The problem is that his map is incomplete.


Please notice that we have three choices available on the first time the question is asked and therefore one chance in three of finding the car (about 33% or 1/3). 



One of the doors is open and no car appears. 




We are now left with two doors. One of them has the car. 




Has the probability changed? Yes, sure! Now we have 50% or 1/2 of chance of getting the car, like it is more likely that we get it, since one door has been eliminated from the game and did not contain it. 




What happens if we change our choice? We then have 50% of chance again, is it not?


Notice that the first choice will never have any effect on the second because the presenter always opens a door without a car behind it. 




Notice that the door is not closed again and mixed, as we do with the cards game and we have not eliminated the possibility of getting a non-car by opening that door. 




If we considered those to be two sets of doors and we had to get car in both to win, then we could think of conditional probability, right?

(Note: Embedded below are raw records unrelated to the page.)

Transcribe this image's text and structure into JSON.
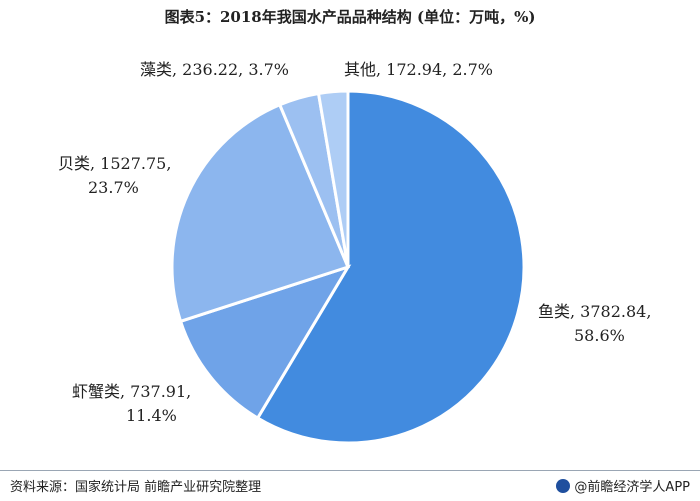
{
  "chart_data": {
    "type": "pie",
    "title": "图表5：2018年我国水产品品种结构 (单位：万吨，%)",
    "slices": [
      {
        "name": "鱼类",
        "value": 3782.84,
        "percent": "58.6%",
        "value_label": "3782.84",
        "color": "#428bdf"
      },
      {
        "name": "虾蟹类",
        "value": 737.91,
        "percent": "11.4%",
        "value_label": "737.91",
        "color": "#6fa3e8"
      },
      {
        "name": "贝类",
        "value": 1527.75,
        "percent": "23.7%",
        "value_label": "1527.75",
        "color": "#8cb6ee"
      },
      {
        "name": "藻类",
        "value": 236.22,
        "percent": "3.7%",
        "value_label": "236.22",
        "color": "#9cc0f1"
      },
      {
        "name": "其他",
        "value": 172.94,
        "percent": "2.7%",
        "value_label": "172.94",
        "color": "#aecdf5"
      }
    ],
    "start_angle_deg": 0,
    "direction": "clockwise",
    "slice_border_color": "#ffffff"
  },
  "footer": {
    "source": "资料来源：国家统计局 前瞻产业研究院整理",
    "brand": "@前瞻经济学人APP",
    "brand_color": "#1f4f9e"
  }
}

If we chose the car on the first choice, 1/3, and the car on the second choice, 1/2, then we would have a probability of 1/3 x 1/2 of getting it, that is, of 1/6 or app. 16.67%.



The way the problem is, however, we have about 33% of chance with the first choice. If we change the choice after the door is open, then we have 50% of chance of getting it and if we stick to the same door, we also have 50% of chance of getting it. 

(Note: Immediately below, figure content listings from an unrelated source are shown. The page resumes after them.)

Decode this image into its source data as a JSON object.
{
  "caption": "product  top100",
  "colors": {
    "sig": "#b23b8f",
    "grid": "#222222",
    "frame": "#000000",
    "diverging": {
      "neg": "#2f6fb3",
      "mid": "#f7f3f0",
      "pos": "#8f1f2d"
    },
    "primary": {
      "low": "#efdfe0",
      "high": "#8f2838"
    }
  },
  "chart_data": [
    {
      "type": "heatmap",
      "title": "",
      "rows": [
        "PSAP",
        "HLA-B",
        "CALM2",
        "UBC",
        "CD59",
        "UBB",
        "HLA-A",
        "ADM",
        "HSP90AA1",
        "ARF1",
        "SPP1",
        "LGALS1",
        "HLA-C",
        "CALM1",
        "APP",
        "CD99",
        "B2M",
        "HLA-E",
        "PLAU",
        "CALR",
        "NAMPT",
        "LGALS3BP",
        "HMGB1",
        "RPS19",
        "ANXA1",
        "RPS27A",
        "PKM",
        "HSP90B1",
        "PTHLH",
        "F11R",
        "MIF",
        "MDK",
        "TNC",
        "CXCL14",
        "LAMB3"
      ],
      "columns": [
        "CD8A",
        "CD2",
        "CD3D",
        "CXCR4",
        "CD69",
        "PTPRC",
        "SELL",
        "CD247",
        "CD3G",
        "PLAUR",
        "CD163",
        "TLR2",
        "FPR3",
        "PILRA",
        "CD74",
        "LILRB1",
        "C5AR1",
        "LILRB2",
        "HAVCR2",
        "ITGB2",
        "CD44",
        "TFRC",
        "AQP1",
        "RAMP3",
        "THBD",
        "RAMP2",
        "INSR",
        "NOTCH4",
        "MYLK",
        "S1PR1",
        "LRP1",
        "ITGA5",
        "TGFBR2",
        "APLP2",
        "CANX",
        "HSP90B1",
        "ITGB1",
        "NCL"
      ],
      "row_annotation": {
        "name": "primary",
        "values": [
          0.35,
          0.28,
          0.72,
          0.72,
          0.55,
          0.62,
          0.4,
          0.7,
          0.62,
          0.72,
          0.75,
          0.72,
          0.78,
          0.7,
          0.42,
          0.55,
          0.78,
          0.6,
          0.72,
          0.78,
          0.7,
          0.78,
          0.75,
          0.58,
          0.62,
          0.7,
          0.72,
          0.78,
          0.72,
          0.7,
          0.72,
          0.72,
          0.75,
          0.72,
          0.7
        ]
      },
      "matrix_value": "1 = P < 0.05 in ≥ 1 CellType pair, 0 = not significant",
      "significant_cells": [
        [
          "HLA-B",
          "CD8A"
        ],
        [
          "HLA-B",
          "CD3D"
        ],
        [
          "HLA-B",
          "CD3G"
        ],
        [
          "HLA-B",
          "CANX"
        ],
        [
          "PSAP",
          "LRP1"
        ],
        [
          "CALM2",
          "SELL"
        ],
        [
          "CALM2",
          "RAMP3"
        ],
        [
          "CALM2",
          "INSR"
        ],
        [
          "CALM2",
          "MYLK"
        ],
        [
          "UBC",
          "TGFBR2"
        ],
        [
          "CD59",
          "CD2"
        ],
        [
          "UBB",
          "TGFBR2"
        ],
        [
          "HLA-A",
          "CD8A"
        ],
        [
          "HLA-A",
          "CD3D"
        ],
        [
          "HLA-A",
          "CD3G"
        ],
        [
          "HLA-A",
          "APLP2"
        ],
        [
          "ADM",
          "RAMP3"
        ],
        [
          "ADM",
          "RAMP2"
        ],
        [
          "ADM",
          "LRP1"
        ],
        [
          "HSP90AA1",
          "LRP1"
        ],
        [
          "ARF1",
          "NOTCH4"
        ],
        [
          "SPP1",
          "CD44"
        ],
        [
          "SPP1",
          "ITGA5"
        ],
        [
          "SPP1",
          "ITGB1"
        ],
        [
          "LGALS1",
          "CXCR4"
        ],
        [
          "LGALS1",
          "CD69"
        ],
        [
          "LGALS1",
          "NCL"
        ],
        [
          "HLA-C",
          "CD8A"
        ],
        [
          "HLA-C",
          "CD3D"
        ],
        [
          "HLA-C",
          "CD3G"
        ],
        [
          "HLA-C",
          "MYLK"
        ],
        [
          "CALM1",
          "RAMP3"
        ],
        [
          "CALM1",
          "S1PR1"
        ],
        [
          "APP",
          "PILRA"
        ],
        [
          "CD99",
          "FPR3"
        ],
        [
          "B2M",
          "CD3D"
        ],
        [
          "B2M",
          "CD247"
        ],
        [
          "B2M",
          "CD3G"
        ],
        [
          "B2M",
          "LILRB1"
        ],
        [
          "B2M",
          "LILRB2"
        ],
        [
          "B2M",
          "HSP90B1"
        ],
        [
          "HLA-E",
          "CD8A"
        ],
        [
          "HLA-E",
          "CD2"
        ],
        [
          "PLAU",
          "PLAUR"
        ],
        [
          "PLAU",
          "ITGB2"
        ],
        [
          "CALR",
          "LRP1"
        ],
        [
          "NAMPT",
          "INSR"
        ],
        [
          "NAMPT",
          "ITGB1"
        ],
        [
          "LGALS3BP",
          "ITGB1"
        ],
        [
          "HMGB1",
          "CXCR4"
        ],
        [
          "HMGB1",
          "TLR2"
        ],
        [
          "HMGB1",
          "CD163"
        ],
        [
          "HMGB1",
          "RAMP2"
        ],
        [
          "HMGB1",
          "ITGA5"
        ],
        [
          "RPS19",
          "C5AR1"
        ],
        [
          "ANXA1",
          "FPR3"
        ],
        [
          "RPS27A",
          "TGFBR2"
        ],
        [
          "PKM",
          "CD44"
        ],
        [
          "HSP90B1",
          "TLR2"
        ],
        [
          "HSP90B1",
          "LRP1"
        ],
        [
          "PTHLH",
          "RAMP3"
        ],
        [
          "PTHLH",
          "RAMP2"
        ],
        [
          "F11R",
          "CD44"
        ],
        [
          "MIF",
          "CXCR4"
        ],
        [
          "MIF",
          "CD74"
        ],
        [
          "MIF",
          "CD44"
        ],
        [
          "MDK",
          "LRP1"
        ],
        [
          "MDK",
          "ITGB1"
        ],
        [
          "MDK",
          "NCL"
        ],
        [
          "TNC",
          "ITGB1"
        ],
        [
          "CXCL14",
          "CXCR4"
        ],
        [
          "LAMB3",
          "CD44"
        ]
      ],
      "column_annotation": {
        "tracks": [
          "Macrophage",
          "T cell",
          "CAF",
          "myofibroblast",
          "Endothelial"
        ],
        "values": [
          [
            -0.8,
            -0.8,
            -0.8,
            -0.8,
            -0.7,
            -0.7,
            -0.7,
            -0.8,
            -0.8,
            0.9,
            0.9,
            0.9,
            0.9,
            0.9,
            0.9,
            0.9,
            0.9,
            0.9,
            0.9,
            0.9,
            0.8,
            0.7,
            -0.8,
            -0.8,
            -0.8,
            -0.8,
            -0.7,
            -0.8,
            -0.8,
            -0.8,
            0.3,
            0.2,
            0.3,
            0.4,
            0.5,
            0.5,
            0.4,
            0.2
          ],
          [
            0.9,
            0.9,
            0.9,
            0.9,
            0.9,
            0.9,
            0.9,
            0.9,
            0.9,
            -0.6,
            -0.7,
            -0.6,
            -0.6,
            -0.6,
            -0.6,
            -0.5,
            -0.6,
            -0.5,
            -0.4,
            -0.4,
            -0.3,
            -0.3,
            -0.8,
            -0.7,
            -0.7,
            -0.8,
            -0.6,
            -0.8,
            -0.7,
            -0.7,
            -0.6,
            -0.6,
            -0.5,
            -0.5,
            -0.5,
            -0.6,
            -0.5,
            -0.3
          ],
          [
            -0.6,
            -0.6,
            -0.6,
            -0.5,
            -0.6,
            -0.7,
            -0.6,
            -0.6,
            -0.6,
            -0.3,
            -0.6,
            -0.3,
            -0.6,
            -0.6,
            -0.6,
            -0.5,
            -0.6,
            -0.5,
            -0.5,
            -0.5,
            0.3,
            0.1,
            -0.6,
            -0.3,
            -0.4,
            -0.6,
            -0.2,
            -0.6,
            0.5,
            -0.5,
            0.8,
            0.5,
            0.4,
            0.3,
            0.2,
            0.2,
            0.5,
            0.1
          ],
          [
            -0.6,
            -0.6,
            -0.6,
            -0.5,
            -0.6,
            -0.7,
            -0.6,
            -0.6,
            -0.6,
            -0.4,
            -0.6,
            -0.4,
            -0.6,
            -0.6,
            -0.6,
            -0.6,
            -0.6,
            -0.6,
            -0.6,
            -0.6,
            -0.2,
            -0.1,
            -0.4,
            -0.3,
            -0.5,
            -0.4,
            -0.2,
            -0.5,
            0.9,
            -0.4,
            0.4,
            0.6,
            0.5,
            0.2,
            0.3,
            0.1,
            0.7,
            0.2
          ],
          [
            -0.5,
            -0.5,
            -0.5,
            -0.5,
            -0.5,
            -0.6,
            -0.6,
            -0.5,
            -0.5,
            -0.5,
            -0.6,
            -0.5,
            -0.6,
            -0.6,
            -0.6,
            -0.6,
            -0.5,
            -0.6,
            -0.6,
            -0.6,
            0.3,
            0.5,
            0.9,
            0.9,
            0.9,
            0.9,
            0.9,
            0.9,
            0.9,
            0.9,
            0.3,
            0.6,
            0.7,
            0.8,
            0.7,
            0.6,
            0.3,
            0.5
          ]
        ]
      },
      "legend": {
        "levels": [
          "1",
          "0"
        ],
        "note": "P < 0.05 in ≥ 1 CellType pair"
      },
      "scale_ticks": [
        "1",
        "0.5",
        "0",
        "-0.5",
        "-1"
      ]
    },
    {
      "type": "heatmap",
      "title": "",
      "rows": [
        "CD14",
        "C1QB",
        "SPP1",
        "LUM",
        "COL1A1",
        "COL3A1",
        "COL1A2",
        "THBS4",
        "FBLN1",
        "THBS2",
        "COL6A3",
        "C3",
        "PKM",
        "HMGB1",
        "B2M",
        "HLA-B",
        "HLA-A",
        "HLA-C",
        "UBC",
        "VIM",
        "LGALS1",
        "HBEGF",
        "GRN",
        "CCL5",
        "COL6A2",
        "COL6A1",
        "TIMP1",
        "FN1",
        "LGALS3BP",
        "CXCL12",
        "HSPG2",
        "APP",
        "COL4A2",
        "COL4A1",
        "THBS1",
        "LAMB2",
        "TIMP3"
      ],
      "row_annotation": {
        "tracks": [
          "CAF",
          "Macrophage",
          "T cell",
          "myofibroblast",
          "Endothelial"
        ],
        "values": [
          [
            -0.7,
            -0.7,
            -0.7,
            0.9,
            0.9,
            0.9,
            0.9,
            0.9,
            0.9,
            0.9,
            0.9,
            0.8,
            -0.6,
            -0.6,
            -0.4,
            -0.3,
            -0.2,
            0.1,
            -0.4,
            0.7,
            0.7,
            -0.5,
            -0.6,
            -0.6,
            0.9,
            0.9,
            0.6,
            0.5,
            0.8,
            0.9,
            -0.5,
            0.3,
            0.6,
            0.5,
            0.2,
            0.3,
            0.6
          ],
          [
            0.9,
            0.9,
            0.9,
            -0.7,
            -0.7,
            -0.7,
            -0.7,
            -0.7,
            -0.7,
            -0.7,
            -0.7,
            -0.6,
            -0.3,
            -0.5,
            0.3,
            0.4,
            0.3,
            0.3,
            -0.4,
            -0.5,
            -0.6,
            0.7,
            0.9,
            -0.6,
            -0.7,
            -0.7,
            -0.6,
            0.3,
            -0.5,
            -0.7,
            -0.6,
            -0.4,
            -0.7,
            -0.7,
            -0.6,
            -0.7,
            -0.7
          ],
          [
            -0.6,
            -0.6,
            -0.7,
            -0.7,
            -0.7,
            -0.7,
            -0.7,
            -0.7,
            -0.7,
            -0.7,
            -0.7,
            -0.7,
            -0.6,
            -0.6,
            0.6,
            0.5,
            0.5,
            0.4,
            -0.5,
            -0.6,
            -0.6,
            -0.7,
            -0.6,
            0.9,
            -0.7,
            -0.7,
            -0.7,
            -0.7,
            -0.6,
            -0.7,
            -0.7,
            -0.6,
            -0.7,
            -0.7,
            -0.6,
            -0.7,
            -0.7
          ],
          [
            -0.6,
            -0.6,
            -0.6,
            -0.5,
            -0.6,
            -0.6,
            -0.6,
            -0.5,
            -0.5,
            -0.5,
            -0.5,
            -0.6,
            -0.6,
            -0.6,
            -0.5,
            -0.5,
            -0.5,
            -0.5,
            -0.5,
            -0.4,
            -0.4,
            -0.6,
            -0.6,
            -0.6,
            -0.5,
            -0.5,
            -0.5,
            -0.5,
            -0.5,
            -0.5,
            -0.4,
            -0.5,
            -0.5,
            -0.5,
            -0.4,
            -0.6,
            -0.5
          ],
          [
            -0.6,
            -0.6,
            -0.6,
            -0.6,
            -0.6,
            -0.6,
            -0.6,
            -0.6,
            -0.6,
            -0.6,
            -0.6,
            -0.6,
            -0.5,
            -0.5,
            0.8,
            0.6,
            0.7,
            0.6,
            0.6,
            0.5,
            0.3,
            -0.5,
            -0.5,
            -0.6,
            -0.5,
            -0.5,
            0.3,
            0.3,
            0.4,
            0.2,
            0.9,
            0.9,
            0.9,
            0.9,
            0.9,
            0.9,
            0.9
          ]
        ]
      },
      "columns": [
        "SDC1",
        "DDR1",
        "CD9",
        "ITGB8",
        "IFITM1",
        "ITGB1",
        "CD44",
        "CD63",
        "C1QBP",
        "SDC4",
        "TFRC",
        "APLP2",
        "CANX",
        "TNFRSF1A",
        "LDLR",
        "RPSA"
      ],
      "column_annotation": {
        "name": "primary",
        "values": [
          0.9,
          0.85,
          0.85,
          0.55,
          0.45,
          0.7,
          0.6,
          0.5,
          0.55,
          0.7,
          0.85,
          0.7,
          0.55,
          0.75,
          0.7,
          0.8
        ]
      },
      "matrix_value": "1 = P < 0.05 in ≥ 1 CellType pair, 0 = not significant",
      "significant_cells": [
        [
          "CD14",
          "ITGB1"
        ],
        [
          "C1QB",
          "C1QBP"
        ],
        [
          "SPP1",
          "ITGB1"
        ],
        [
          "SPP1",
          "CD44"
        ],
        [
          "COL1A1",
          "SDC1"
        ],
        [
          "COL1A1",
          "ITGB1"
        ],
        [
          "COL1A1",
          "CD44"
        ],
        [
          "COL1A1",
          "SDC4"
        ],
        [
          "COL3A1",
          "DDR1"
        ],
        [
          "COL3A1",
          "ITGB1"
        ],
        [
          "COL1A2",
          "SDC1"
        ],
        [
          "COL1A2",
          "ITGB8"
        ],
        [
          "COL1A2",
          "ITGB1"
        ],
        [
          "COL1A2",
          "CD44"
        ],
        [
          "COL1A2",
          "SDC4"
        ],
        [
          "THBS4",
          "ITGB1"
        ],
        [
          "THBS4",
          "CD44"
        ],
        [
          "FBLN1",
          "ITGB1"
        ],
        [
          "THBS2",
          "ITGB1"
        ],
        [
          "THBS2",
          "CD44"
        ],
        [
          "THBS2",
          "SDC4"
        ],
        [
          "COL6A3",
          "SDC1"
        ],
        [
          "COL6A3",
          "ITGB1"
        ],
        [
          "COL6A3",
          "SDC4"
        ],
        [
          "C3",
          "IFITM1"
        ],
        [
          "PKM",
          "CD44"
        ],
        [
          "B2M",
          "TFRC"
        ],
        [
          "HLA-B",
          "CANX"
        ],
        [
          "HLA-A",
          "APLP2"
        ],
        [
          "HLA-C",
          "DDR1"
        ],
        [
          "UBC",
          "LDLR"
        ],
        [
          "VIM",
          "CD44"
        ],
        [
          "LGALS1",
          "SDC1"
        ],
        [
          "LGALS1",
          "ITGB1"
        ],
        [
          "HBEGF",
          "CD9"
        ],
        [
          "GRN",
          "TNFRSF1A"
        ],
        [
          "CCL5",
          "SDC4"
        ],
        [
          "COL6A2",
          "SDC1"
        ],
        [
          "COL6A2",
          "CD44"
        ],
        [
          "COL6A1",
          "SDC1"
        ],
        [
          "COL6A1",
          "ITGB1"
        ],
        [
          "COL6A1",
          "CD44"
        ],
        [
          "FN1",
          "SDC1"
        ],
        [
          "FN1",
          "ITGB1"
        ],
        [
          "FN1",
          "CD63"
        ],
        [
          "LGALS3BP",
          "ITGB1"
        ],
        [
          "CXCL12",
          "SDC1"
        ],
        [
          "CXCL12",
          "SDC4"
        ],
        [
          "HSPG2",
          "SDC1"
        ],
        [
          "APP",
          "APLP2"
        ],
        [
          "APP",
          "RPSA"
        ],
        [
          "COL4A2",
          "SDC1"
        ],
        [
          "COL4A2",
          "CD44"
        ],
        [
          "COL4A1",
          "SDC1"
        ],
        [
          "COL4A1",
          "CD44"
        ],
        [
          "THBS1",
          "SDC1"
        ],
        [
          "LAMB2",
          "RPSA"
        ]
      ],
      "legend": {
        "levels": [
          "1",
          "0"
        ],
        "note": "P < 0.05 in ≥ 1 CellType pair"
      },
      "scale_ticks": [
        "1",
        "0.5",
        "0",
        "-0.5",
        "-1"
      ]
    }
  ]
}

Why is it that the history of choices of the show seem to conflict with this conclusion then? As in Brazil, with Silvio Santos, more than likely (same sort of game), we can only assume that people would change doors more rarely and it was then the choice of the production to swap the position of the car so that the person would lose, like that is just a TV show… . 


If we were to write a tree for this problem, it would look like this:

So, this is our complete tree of choices.

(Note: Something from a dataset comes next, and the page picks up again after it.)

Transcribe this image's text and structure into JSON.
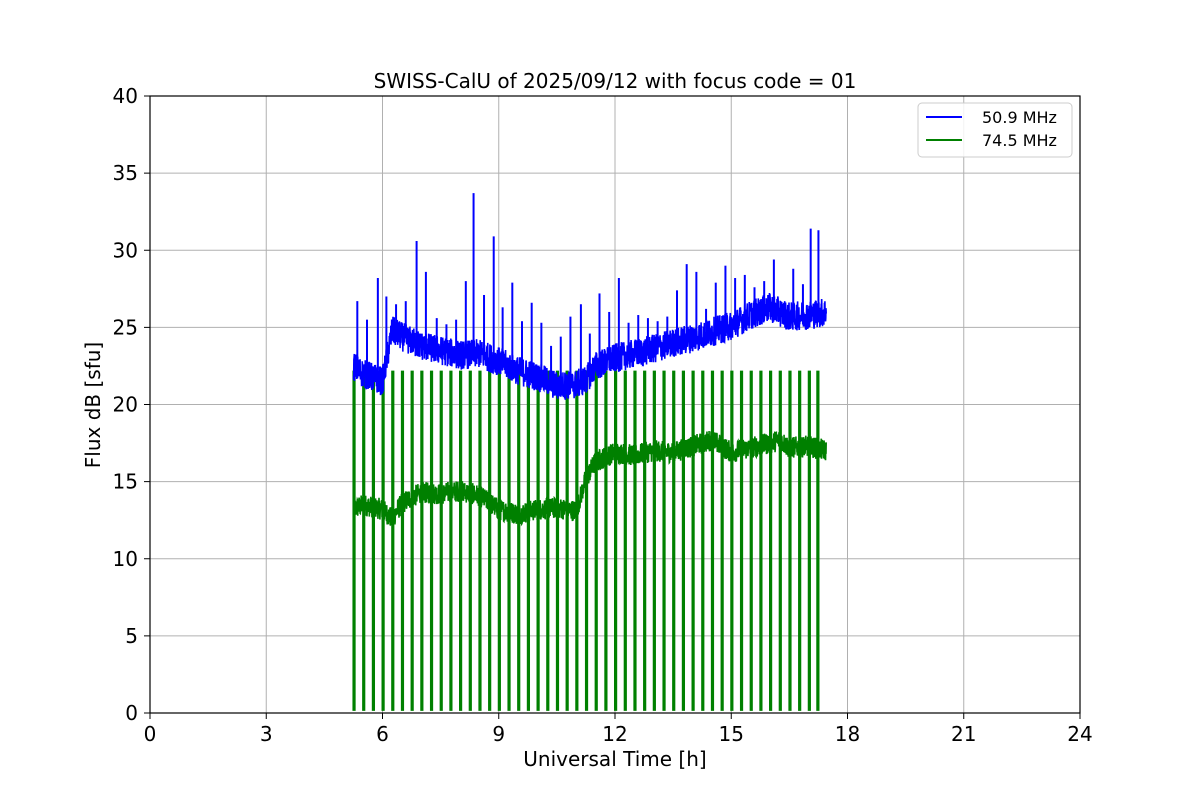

Basically, the first balls are the choice of the contestant on the first time and after that choice they will be presented with three doors again, but one will be eliminated, which is the one that appears with the cross.



With that, we have the following couples of results as our possibilities set:


{(D1,D1), (D1,D2),(D1,D1),(D1,D3),(D2,D2),(D2,D3),(D2,D1),(D2,D2),(D3,D1), (D3,D3), (D3,D2), (D3,D3)}


The cardinality of this set is 12




Notice that in six of the possibilities there is equality between the first and the second choice, what then gives 50% of the results as possible. If we swap, that is, if the second choice or the second member of the couple changes, then we have the other 50%.
We have then proven, also through tree of possibilities, that the chances are 50% for those who stick to the same door and 50% for those who change on the second opportunity.
We think that this settles the possible problem with the Mathematics involved.



Were the game honest, we probably should notice some similarity of wins between the people who swap and those who stick. Notice however that luck is luck and some numbers get out of the globe/bag more times than others with draws controlled by auditors in the popular games we have, say the game Lotto in Brazil. 




If we could draw a rule that were deterministic, this would be purely mathematical, not also statistical (probability falls to the side of Statistics). Whatever is statistical is not supposed to be deterministic by nature, so that the results are not predictable in terms of real life. The best we get is a percentage in terms of chances of getting it right.



Also, if we could predict results, then we would always win, what would obviously make profit impossible to the side of the organization running the game.


This problem perhaps exists to illustrate the differences between what is statistical and what is mathematical in the same way that The Sorites Paradox exists to illustrate the difference between purely human language and machine or mathematical language (Mathematics is based on Classical Logic, which was the first logical system used by machines. The first circuits we had were all based on Classical Logic, and that is why they had only two states: Open or closed. Basically, to have our air-conditioners, the modern ones, we had to use Fuzzy Logic, which is a logical system that accepts more nuances, not only two truth-values, let’s say).